= Plymax =

Plymax is a composite material. It consists of a thin sheet of metal, such as aluminium, copper, or duralumin, that is bonded to a thicker sheet of plywood, giving it strength and rigidity at a relatively low weight.

Plymax was introduced during the 1920s, quickly spreading throughout Europe and the world by the 1930s. The material has been extensively used in the aviation industry; various military aircraft throughout the 1930s and 1940s made use of the material. Plymax was also adopted by the automotive industry, being used on the bodies of several cars, such as the 1931 Triumph Super 9 and the articulated body of the Trojan Tasker. It has also found use within the construction industry for various large fixtures, typically partitions and doors, as well as by furniture manufacturers for various home furnishings.

==History==
Plymax first emerged during the early 1920s, one of the first compositions was a copper-faced plywood, manufactured by Luterma. The term 'Plymax' was a registered trademark of Venesta, which introduced the material to the British market. During the 1930s, the material was being extensively used within the architectural and construction sectors, where items such as partitions, doors, cubicals, counters, and stalls were constructed and installed throughout large buildings such as schools, hospitals, offices, and factories.

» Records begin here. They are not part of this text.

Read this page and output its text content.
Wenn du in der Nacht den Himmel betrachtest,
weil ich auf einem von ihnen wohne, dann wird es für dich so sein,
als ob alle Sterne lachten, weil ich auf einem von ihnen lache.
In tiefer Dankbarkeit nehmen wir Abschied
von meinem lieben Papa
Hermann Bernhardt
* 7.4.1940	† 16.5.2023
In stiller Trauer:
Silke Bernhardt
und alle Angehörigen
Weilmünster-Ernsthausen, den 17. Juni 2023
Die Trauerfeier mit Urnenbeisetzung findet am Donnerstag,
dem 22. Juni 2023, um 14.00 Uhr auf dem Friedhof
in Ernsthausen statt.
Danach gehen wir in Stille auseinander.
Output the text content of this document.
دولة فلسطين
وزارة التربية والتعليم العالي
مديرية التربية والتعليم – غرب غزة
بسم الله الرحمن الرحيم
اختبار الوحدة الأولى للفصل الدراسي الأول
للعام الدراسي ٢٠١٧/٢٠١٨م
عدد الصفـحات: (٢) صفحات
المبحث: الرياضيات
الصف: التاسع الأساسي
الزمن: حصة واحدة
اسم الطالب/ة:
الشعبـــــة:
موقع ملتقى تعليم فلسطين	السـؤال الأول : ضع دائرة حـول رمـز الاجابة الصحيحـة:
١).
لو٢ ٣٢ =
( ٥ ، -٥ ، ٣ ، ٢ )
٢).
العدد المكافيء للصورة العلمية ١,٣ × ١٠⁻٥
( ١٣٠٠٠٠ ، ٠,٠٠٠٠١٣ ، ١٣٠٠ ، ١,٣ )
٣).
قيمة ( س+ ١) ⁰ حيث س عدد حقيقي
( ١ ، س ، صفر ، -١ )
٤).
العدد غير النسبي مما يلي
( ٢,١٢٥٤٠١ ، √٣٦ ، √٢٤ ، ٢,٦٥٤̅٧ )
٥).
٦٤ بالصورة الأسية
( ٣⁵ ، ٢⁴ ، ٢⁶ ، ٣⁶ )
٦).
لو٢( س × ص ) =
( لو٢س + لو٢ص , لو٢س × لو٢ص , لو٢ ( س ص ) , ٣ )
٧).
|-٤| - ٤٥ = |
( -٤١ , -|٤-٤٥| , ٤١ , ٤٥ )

According to Venesta, the typical metals used in Plymax are steel and aluminium; however, alternatives have included copper, bronze, stainless steel and others. Key qualities of the material are its rigidity and relatively light weight. By itself, each metal sheet lacks stiffness, when paired to the plywood to become a composite, it becomes far more rigid, being similar in principle to that of a steel girder in that the vertical web contributes little to the overall strength in comparison to the flanges set at the top and bottom, but plays a critical role in the rigidity.

Due to its high strength-to-weight ratio, the material attracted the attention of various aircraft manufacturers. One notable example of its use was on the Morane-Saulnier M.S.406, a Second World War-era fighter aircraft that was extensively used by the French Air Force. Various aircraft would adopt the material for portions of their design; in one case, the interior floor of the Handley Page Halifax was composed of Plymax.

Plymax was reportedly once a popular material for furniture use, although its use has somewhat diminished following the arrival of new types of processed woods.